The president touched the VTR’s remote pause button and the billowing cloud froze instantly. A pair of the Oval Office’s window drapes had been drawn to keep glare off the console’s screen. Farber turned toward the president with a questioning look.
“How many megatons, Jules?”
“This is a twenty-ton test.”
“And the Hiroshima-Nagasaki bombs were what… eight?”
“Five.”
“And the Russians tested a fifty-megaton bomb twenty years ago?” McKenna sighed. He tapped the pause button again to allow the tape to continue.
“A thermonuclear device such as this,” said the television narrator, “exploding on a clear day at ground level, would create a fireball one and a half miles in diameter. Temperatures at the core would reach twenty to thirty million degrees Fahrenheit — two hundred times the temperature on the surface of the sun. If it were targeted on a city the size of Boston, with the Hancock Building as ground zero, every structure in the downtown district — streets, cars, buses, even the underground water mains — would be vaporized in the first tenth of a second, leaving a crater several hundred feet deep…”
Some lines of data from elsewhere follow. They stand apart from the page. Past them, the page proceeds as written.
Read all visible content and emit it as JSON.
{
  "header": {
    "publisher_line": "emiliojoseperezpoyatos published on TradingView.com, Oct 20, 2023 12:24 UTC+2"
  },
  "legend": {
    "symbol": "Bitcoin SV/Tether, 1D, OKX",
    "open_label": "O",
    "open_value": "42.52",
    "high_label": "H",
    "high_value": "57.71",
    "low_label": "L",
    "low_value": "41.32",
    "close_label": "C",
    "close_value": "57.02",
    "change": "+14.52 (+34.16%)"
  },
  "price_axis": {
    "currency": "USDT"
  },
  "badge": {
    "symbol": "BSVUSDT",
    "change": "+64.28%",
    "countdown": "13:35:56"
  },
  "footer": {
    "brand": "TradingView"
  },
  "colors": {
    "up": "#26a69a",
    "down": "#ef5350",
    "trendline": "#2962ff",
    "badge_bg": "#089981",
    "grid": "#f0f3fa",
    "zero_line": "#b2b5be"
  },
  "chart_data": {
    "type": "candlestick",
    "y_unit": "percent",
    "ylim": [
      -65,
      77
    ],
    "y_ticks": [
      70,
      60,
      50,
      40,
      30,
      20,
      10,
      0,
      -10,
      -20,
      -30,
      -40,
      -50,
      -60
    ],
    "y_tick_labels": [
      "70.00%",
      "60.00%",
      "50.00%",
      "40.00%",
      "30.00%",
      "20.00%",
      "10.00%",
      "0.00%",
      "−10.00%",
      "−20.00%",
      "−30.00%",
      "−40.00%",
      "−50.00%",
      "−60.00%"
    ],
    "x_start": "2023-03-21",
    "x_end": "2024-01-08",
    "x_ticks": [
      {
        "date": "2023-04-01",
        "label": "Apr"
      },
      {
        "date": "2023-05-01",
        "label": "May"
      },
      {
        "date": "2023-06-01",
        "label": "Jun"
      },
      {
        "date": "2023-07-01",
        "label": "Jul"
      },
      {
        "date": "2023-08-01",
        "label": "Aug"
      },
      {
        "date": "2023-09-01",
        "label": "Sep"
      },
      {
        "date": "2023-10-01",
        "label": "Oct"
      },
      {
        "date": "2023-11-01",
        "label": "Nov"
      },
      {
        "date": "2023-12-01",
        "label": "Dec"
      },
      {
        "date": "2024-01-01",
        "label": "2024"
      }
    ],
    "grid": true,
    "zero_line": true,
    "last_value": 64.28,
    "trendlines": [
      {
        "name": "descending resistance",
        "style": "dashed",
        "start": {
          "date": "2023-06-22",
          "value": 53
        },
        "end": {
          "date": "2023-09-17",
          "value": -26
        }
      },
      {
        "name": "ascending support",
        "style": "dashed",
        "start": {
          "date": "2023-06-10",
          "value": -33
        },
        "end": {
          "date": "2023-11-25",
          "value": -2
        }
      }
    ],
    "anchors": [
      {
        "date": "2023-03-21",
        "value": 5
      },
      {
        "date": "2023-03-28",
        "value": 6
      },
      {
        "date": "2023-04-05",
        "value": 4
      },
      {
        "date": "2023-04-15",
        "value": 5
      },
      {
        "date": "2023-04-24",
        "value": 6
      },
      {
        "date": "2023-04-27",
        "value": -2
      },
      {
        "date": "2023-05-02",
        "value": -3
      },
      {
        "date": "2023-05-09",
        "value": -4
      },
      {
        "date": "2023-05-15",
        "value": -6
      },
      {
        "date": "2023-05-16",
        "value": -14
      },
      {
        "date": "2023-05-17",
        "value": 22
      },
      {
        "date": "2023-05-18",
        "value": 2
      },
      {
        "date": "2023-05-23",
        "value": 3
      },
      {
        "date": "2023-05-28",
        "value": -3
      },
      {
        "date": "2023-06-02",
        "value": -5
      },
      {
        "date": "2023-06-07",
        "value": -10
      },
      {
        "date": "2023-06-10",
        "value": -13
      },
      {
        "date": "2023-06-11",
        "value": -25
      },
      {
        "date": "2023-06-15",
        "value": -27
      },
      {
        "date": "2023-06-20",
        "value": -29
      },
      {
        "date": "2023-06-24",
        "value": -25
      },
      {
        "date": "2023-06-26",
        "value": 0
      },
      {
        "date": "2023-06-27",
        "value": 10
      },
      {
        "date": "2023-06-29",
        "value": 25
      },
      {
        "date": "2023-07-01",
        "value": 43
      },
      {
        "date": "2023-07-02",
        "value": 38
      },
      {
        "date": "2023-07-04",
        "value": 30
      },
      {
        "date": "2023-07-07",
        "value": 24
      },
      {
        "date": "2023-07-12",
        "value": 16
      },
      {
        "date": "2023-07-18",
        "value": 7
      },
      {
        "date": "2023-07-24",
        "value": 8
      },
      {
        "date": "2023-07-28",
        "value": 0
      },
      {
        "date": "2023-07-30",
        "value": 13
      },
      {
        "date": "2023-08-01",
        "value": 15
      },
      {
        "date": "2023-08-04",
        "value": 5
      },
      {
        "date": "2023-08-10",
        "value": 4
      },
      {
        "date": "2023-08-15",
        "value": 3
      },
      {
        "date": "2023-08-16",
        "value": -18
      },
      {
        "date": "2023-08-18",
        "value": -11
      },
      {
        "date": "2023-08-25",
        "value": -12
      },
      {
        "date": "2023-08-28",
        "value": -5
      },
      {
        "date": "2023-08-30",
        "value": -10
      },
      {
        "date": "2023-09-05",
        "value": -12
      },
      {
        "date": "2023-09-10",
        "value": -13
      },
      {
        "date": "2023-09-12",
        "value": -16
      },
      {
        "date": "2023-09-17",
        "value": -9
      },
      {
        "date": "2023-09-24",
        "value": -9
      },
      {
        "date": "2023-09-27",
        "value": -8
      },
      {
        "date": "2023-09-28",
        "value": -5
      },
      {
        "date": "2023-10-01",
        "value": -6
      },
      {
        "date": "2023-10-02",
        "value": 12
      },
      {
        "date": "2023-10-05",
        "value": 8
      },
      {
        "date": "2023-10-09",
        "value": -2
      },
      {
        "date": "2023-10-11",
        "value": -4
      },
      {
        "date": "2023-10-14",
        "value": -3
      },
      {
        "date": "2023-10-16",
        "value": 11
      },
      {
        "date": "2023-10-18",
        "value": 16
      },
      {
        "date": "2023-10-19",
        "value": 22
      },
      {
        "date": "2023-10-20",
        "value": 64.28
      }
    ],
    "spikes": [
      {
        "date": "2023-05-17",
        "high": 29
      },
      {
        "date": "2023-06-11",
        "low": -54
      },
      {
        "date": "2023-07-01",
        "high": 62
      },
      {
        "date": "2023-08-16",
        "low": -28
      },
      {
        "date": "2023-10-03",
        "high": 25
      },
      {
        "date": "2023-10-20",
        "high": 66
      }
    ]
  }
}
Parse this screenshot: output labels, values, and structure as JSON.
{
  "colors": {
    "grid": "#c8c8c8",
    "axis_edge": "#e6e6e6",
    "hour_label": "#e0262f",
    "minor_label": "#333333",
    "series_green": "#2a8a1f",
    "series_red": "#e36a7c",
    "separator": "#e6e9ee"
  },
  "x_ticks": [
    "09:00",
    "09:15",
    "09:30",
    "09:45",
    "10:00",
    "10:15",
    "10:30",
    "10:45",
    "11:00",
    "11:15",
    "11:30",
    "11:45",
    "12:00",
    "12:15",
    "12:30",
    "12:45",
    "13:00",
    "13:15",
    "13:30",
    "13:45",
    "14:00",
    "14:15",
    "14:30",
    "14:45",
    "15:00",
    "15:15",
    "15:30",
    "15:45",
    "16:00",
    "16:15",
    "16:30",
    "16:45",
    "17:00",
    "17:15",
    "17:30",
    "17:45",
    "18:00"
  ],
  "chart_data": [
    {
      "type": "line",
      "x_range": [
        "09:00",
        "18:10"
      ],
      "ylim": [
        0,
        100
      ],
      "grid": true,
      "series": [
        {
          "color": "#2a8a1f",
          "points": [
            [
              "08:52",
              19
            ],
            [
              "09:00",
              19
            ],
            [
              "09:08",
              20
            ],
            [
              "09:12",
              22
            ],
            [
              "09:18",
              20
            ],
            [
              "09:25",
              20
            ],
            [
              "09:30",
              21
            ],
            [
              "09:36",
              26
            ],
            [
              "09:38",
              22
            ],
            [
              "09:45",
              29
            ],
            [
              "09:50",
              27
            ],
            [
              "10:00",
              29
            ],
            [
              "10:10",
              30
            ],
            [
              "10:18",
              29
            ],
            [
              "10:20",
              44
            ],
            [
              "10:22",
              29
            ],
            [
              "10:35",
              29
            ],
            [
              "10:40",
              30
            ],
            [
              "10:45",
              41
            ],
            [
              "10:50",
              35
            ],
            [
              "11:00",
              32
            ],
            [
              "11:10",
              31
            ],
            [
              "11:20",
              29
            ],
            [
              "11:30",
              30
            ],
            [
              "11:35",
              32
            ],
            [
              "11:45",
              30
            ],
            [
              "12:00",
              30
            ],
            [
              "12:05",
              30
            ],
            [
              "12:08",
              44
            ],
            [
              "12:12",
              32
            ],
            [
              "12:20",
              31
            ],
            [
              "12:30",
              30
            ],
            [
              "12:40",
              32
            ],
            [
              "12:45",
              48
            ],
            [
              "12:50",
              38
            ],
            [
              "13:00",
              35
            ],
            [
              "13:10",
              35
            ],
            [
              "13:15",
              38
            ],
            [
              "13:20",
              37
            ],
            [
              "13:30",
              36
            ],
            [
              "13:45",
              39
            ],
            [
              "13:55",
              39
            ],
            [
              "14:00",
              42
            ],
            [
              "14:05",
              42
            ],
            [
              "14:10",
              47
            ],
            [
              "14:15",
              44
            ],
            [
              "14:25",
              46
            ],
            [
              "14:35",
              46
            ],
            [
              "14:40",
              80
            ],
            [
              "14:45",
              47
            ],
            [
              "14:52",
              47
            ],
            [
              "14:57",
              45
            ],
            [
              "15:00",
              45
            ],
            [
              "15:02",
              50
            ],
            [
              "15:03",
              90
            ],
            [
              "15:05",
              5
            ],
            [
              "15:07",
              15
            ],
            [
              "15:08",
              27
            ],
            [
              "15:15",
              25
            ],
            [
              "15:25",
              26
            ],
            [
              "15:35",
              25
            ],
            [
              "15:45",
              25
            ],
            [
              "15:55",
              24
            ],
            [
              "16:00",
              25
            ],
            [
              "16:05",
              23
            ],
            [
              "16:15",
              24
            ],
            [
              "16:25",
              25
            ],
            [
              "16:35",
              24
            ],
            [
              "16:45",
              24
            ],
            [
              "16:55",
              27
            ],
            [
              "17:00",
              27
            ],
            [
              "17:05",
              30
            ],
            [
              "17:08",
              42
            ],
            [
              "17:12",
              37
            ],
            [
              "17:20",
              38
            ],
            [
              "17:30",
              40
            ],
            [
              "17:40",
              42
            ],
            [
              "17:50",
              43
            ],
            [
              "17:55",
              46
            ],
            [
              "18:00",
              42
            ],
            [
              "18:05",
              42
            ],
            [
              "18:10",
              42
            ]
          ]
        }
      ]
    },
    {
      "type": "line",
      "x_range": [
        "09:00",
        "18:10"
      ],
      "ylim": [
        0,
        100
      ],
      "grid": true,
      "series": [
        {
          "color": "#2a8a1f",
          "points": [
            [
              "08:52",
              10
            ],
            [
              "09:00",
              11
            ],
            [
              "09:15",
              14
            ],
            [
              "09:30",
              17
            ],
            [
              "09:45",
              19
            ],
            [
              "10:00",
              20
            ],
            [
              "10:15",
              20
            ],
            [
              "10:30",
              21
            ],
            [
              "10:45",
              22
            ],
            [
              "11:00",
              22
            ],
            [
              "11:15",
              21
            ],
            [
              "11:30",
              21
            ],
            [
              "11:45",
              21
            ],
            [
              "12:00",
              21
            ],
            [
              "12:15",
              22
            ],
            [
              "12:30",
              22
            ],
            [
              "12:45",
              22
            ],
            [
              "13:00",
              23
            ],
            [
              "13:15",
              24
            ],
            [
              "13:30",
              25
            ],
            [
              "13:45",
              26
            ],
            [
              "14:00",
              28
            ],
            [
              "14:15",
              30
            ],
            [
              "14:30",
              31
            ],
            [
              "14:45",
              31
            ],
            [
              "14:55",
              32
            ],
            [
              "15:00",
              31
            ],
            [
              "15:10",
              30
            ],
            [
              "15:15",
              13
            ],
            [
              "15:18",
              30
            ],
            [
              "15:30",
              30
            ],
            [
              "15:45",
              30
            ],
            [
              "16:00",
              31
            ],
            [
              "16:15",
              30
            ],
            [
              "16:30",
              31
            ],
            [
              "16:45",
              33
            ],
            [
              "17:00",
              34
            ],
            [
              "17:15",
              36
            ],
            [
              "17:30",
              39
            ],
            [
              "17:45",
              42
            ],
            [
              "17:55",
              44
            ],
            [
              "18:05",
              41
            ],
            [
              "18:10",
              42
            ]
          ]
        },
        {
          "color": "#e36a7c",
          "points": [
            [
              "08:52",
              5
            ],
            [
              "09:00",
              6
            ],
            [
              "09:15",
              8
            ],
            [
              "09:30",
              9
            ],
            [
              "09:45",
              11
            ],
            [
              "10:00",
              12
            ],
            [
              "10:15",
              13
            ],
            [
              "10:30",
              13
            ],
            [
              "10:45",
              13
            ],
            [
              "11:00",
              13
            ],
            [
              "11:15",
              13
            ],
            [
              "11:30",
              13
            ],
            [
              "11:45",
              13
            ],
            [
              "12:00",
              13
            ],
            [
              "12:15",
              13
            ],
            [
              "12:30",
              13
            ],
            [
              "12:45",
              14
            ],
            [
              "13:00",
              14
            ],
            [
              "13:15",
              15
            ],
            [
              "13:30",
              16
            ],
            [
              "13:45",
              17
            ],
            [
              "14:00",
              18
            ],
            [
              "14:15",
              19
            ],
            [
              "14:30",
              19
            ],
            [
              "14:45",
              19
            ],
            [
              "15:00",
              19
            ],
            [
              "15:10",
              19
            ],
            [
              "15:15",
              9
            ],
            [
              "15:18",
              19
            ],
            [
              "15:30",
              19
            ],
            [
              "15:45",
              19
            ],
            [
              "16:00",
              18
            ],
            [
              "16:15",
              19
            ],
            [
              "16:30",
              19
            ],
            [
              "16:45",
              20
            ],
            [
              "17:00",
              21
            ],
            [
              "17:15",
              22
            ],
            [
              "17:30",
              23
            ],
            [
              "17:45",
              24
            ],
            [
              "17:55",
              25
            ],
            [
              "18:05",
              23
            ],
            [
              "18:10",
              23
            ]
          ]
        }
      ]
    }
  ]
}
“I hope to Christ Gorny has seen a film like this,” McKenna said.
“…ten miles radius, the blast wave with 180-mile winds would tumble or severely damage buildings more than three stories tall. The established body of scientific thought believes that this planet could absorb an all-out thermonuclear war…” Wayne Kimball stuck his head into the room. “Mr. President?”